The September/October 2013 issue had on its front Humaira Bachal, who at the age of 13 founded a school in a squatter’s encampment on the edge of Karachi. She’s interviewed by Rahul Bhattacharya and the result is a story of courage in the face of hostility from men, including her father, who believed schooling was not for girls. It’s a fine feature and a marvellous cover, with an almost painterly quality.
I do wonder, though, whether a magazine entitled Intelligent Life should not make it a firm rule that as many covers should feature women as men. A scan of the back issues on the website, www.moreintelligentlife.com, suggests it’s a ratio of about 1:2 – better than some, but not good enough.
That’s a criticism, and here’s a tiny quibble: instead of rising to the challenge of coming up with a witty spine line for every issue – a task many editors dread, but one that can sometimes give the reader a chuckle – de Lisle doesn’t bother. Every spine just carries the lame message “The award-winning bi-monthly – also on ipad, iphone and android”.

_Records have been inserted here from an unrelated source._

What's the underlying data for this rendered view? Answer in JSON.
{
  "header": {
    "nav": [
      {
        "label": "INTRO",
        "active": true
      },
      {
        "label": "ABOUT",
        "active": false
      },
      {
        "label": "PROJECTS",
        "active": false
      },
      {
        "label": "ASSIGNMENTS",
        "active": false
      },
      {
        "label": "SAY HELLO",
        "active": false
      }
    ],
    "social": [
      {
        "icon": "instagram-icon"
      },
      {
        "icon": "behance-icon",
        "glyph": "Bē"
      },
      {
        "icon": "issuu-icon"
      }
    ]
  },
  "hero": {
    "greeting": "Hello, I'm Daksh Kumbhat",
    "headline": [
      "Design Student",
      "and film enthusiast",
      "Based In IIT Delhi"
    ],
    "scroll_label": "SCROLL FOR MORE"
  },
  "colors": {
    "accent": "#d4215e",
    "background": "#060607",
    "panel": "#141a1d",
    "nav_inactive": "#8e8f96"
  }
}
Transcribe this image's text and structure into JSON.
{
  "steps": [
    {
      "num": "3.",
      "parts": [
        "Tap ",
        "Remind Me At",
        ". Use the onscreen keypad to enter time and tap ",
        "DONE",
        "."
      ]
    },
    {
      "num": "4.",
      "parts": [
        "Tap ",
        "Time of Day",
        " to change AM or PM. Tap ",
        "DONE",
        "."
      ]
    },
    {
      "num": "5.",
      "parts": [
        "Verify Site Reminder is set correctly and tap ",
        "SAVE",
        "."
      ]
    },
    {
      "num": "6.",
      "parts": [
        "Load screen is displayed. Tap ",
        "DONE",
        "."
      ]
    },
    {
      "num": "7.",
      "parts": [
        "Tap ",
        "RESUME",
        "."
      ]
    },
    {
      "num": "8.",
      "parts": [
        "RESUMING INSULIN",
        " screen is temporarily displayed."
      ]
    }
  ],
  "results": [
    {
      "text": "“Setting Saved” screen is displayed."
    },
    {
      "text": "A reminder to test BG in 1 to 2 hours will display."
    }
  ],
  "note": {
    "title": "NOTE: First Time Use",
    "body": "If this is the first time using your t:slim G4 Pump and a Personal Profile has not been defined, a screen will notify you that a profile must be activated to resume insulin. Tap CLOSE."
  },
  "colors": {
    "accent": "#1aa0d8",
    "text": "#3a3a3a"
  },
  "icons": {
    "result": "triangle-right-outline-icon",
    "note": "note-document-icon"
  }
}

Still, back to the good stuff: the regulars, such as style, culture, travel, food and drink, are all handled superbly, as you’d expect with writers as good as Jonathan Meades and Tim Atkin. And these sections are not afraid to be different. The travel pages, for instance, have a delectable regular spread called Cartophilia, in which an unusual map is reproduced and explained so that the reader is lured into its intricacies. Recent maps have shown London’s tunnels, Chicago’s gang territories in the Capone era, and the movements of sundry marine creatures across the Pacific Ocean (even having the Pacific in the middle, with Asia on the left and the Americas on the right, is unusual in itself, from a European perspective).
For the price of an Intelligent Life you can buy 3.6 Heats, 3.05 Grazias or 2.98 Hellos. But it’ll entertain you 10 times as much as any of those, and the thoughts it provokes will last longer still.